19 févr. 2010

Pauvre Valentin !

Il y a quelques jours, le 14 février, on fêtait la saint Valentin. Enfin, disons que selon les statistiques, il n'y a que 10% des gens que cette fête intéresse et qui font quelque chose de particulier ce jour là, ce qui veut dire que le marketing commercial n'est pas encore tout à fait au point. Ceci dit, qui est ce fameux Valentin à qui a été attribuée la protection des amoureux ? Déjà, plusieurs saints portent ce prénom, un évêque du IIIe siècle, martyrisé à Rome par l'empereur Claude II, et trois autres, qui auraient vécu l'un au IVe siècle à Ravenne, l'autre au VIe, du temps de Childebert, et le dernier vers 450, mort en Autriche. Il en existe encore deux autres, mais beaucoup plus récents, l'un canonisé en 1988, et l'autre, un franciscain, béatifié en 2003, donc hors course.

C'est le premier qui est fêté officiellement le 14 février, en tant que martyr. A part quelques pages dans la Légende Dorée, qui relate des miracles effectués par Valentin, on ne voit toujours pas le rapport avec les amoureux... En fait, à l'aube du christianisme, alors que les fêtes païennes étaient encore très populaires, la jeune église, plutôt que de les combattre, a eu le pragmatisme les assimiler, les intégrer, en changeant quelques détails, la nymphe de la fontaine étant progressivement transformée en une sainte bergère, et la caverne du faune en l'oratoire d'un saint ermite qu'il convenait d'aller prier dignement en procession et pélérinage. De nombreux saints des premiers siècles sont nés ainsi.

Quelques grandes fêtes païennes aussi ont glissé vers le christianisme qui grandissait, comme par exemple celle du dieu Faunus Lupercus, le 15 février. Il s'agissait d'une grande fête, dédiée à l'amour et à la fécondité, ce qui laisse supposer que les débordements ne devaient pas être rares... Le pape Gélase Ier, en 495, dédia cette journée à saint Valentin (sans doute le premier nom de martyr qui lui soit venu à l'idée), et en fit une fête solennelle... exit les bacchanales romaines ! La voilà la raison du patronage de saint Valentin ?
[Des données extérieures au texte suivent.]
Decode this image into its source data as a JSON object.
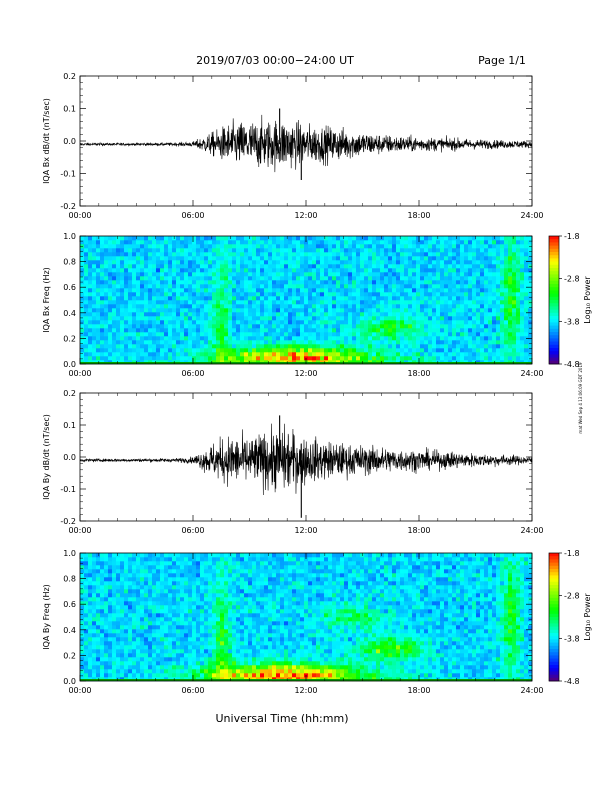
{
  "header": {
    "title": "2019/07/03  00:00−24:00 UT",
    "page": "Page 1/1"
  },
  "footer": {
    "xlabel": "Universal Time (hh:mm)",
    "side_note": "mat Wed Sep 4 13:06:09 GDT 2019"
  },
  "chart_data": [
    {
      "type": "line",
      "ylabel": "IQA Bx dB/dt (nT/sec)",
      "xlim": [
        0,
        24
      ],
      "ylim": [
        -0.2,
        0.2
      ],
      "x_ticks": [
        "00:00",
        "06:00",
        "12:00",
        "18:00",
        "24:00"
      ],
      "y_ticks": [
        "-0.2",
        "-0.1",
        "0.0",
        "0.1",
        "0.2"
      ],
      "series": [
        {
          "envelope_x": [
            0,
            3,
            5,
            6,
            6.5,
            7,
            7.5,
            8,
            9,
            10,
            11,
            12,
            13,
            14,
            15,
            16,
            17,
            18,
            19,
            20,
            21,
            22,
            23,
            24
          ],
          "envelope_amp": [
            0.004,
            0.004,
            0.005,
            0.008,
            0.022,
            0.035,
            0.05,
            0.065,
            0.07,
            0.075,
            0.075,
            0.06,
            0.055,
            0.048,
            0.038,
            0.03,
            0.025,
            0.022,
            0.02,
            0.018,
            0.015,
            0.013,
            0.012,
            0.01
          ],
          "min": -0.12,
          "max": 0.1
        }
      ]
    },
    {
      "type": "heatmap",
      "ylabel": "IQA Bx Freq (Hz)",
      "xlim": [
        0,
        24
      ],
      "ylim": [
        0,
        1.0
      ],
      "x_ticks": [
        "00:00",
        "06:00",
        "12:00",
        "18:00",
        "24:00"
      ],
      "y_ticks": [
        "0.0",
        "0.2",
        "0.4",
        "0.6",
        "0.8",
        "1.0"
      ],
      "colorbar": {
        "label": "Log₁₀ Power",
        "range": [
          -4.8,
          -1.8
        ],
        "ticks": [
          "-1.8",
          "-2.8",
          "-3.8",
          "-4.8"
        ]
      },
      "features": [
        {
          "t": 11.5,
          "f": 0.05,
          "level": -2.2
        },
        {
          "t": 16.5,
          "f": 0.28,
          "level": -3.2
        },
        {
          "t": 7.5,
          "f": 0.3,
          "level": -3.3
        },
        {
          "t": 22.9,
          "f": 0.5,
          "level": -3.2
        }
      ]
    },
    {
      "type": "line",
      "ylabel": "IQA By dB/dt (nT/sec)",
      "xlim": [
        0,
        24
      ],
      "ylim": [
        -0.2,
        0.2
      ],
      "x_ticks": [
        "00:00",
        "06:00",
        "12:00",
        "18:00",
        "24:00"
      ],
      "y_ticks": [
        "-0.2",
        "-0.1",
        "0.0",
        "0.1",
        "0.2"
      ],
      "series": [
        {
          "envelope_x": [
            0,
            3,
            5,
            6,
            6.5,
            7,
            7.5,
            8,
            9,
            10,
            11,
            12,
            13,
            14,
            15,
            16,
            17,
            18,
            19,
            20,
            21,
            22,
            23,
            24
          ],
          "envelope_amp": [
            0.004,
            0.005,
            0.006,
            0.01,
            0.03,
            0.05,
            0.065,
            0.075,
            0.07,
            0.09,
            0.1,
            0.07,
            0.06,
            0.05,
            0.045,
            0.04,
            0.035,
            0.032,
            0.028,
            0.025,
            0.02,
            0.018,
            0.015,
            0.012
          ],
          "min": -0.19,
          "max": 0.13
        }
      ]
    },
    {
      "type": "heatmap",
      "ylabel": "IQA By Freq (Hz)",
      "xlim": [
        0,
        24
      ],
      "ylim": [
        0,
        1.0
      ],
      "x_ticks": [
        "00:00",
        "06:00",
        "12:00",
        "18:00",
        "24:00"
      ],
      "y_ticks": [
        "0.0",
        "0.2",
        "0.4",
        "0.6",
        "0.8",
        "1.0"
      ],
      "colorbar": {
        "label": "Log₁₀ Power",
        "range": [
          -4.8,
          -1.8
        ],
        "ticks": [
          "-1.8",
          "-2.8",
          "-3.8",
          "-4.8"
        ]
      },
      "features": [
        {
          "t": 10.8,
          "f": 0.05,
          "level": -2.1
        },
        {
          "t": 16.5,
          "f": 0.25,
          "level": -3.0
        },
        {
          "t": 7.5,
          "f": 0.3,
          "level": -3.2
        },
        {
          "t": 14.5,
          "f": 0.5,
          "level": -3.3
        },
        {
          "t": 22.9,
          "f": 0.5,
          "level": -3.2
        }
      ]
    }
  ]
}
Eh bien non... enfin, peut-être mais pas sûr du tout.. En fait, le pauvre Valentin et sa fête, sont le résultat d'un mélange de légende, d'histoire, d'anecdotes, de coutumes, et de... calendrier. C'est aux environs du 14 février que les oiseaux, alertés par les jours qui allongent, se remettent à chanter, en simplifiant, on pourrait dire que le printemps, saison des amours, donne ces jours-là les tout premiers signes de son arrivée. On avait déjà un saint Valentin au martyrologe, lequel, selon une des nombreuses légendes qui l'entourent, arrangeait secrètement les mariages interdits par l'empereur, ce qui collait plutôt bien ; les anglais du XIVe siècle d'ailleurs, avaient coutume, à cette date, d'échanger des billets amoureux en souvenir .... de saint Valentin qui, étant prisonnier, recevait en secret la visite de la fille de l'empereur. C'est ainsi que de légende en bribes d'histoire religieuse, d'anecdotes en coutumes dont on a oublié l'origine, la fête de saint Valentin est devenue la fête des amoureux.. Du coup, plusieurs églises se disputent les reliques d'un saint dont on n'est pas sûr qu'il ait existé, et dont le rapport avec le patronage dont il est affublé se perd dans la nuit des temps !!

On offre des fleurs à la saint Valentin, non ? Alors, avec quelques jours de retard, je vous offre ces quelques fleurs, pur produit des masques de calques gimpiens appris mardi dernier !!

1 commentaire:

olivier a dit…

Et bien voilà, je fais parti des 10% :-)
Je ne suis pas sûr qu'elle soit le reflet de la réalité ces statistiques.
Fête décriée parce que soit disant devenue commerciale, comme de nombreuses fêtes d'ailleurs; Noël n'échappe pas à la règle et est devenue aussi une bonne manne financière pour les commerçants, on se culpabiliserait presque de faire un cadeau ce jours là. Et alors.